Stephenson Valve Gear
> gogmorgo - rowing gears in a Grand Cherokee
12/17/2016 at 16:42 | 0 |
I live in the mid-west where it rarely gets below 0 degrees F, but we can have extended outages (over a week) due to the occasional ice storm. I have a backup gen for the house, and another work gen that is just big enough to run the heater and a few lights. Every year when November rolls around, I buy enough gasoline to run a generator for a couple of days, and do a monthly start & warmup to make sure they are in operating condition. If the heat dies, I can always run some 1500 watt heaters to keep warm, too. Always good to have a backup plan for electric, as well as an alternate heat source. But, I own my house - I realize that isn’t always realistic for a rental...

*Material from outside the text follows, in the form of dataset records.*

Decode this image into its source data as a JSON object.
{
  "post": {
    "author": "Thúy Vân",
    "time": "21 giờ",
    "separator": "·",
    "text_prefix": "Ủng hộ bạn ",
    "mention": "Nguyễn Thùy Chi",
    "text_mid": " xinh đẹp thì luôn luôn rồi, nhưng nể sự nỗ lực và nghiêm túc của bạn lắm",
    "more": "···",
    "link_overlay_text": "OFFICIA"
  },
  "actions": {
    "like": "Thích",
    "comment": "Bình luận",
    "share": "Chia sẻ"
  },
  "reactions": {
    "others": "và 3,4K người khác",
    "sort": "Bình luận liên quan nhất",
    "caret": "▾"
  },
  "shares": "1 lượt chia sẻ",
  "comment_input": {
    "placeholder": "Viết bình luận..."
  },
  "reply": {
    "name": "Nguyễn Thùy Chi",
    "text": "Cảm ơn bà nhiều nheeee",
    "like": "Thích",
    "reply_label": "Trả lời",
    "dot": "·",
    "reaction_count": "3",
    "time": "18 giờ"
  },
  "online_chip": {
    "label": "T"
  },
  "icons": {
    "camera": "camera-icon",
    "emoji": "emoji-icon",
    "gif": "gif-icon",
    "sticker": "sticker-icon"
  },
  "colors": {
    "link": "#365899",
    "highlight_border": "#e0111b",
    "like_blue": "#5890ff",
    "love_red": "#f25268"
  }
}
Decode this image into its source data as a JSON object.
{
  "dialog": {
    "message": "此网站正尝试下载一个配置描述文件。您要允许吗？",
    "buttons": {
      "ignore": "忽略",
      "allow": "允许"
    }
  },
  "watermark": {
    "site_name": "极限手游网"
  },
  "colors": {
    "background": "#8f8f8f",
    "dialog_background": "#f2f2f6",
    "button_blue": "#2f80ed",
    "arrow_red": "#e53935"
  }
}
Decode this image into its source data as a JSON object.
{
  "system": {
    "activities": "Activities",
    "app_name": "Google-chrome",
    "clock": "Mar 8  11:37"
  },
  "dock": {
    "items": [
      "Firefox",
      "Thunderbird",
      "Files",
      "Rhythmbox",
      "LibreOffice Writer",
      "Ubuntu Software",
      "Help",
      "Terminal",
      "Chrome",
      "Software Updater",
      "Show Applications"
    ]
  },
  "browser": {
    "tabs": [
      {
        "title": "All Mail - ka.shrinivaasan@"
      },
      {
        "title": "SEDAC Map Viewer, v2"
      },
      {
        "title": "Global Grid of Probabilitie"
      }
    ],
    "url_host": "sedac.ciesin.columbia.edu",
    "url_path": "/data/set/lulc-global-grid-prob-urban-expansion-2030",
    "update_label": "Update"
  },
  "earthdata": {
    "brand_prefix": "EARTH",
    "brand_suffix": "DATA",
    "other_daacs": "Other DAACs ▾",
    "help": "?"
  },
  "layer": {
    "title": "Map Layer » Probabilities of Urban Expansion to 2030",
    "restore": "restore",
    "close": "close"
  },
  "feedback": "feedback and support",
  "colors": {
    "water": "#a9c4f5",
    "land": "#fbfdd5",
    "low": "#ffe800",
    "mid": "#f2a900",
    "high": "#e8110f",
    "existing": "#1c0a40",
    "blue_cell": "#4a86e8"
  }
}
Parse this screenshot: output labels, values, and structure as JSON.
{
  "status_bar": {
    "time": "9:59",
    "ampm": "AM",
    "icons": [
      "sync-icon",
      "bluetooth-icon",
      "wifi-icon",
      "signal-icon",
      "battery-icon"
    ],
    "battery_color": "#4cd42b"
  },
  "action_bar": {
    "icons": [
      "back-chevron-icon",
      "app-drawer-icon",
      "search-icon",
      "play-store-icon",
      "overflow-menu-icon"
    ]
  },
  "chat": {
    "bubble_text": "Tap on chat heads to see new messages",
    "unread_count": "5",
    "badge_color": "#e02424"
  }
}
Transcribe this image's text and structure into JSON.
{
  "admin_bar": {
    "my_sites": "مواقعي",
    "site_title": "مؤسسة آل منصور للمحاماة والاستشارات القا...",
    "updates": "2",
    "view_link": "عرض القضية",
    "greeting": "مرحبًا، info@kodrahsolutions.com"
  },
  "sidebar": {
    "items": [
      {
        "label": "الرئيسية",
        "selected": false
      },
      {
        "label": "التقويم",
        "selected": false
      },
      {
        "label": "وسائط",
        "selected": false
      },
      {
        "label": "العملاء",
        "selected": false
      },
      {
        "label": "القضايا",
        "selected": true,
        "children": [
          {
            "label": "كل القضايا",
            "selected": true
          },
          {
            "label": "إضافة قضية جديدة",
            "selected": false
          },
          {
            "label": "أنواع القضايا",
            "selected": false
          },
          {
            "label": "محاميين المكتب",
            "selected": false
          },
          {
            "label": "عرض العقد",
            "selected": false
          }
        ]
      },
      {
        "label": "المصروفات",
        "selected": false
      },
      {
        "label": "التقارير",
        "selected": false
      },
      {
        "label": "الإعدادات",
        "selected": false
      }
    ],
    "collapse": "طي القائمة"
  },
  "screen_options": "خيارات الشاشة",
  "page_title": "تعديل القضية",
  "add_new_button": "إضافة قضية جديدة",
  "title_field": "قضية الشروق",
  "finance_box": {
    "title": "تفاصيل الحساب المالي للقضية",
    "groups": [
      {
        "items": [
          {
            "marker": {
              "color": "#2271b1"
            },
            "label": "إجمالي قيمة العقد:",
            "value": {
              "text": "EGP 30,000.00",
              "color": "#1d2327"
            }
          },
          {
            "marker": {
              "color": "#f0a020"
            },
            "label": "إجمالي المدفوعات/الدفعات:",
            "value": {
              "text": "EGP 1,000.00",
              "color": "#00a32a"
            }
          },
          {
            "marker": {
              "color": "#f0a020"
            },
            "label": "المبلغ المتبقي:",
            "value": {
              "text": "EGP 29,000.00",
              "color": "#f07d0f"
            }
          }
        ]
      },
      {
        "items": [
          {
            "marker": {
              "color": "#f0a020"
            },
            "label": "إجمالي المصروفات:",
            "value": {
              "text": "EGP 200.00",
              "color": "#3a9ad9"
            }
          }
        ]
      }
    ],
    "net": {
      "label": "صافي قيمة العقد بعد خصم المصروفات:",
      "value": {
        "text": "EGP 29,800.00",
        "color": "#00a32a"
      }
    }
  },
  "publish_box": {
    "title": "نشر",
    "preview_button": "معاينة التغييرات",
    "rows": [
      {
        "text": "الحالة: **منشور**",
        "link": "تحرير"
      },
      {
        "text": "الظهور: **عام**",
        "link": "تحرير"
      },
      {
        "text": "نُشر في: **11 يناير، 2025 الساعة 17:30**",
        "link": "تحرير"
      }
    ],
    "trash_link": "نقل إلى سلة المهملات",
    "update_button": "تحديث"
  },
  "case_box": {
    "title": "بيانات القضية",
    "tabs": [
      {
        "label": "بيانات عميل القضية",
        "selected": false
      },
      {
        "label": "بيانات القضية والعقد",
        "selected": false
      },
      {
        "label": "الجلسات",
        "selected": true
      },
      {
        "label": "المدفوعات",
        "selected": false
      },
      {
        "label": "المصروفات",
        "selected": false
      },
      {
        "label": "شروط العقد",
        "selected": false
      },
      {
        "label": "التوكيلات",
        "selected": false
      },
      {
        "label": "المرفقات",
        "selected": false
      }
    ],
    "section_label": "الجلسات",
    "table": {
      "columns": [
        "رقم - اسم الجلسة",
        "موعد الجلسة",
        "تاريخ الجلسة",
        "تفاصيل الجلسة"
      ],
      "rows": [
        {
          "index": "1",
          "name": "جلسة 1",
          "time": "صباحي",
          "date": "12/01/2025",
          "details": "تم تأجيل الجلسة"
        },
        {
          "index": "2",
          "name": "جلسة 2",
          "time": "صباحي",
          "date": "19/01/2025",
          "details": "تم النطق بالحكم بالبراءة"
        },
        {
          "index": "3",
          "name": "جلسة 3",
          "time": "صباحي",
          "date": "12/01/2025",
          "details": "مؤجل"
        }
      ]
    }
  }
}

gogmorgo - rowing gears in a Grand Cherokee
> Stephenson Valve Gear
12/17/2016 at 16:49 | 0 |
I can always hop in the Jeep to stay warm if need be. Lots of snow for quinzees too and I’ve got enough winter camping gear and firewood to keep me alive for more than a few days outside at -30. It’s just annoying when you don’t have a choice.
ateamfan42
> gogmorgo - rowing gears in a Grand Cherokee
12/19/2016 at 10:15 | 0 |
I have electric heat and not the best insulated house... I hope it comes back on soon.
Except for a wood stove, pretty much all other conventional forms of home heat (oil, natural gas, pellets, etc.) require electric power to function. So extended power outages are bad for everyone.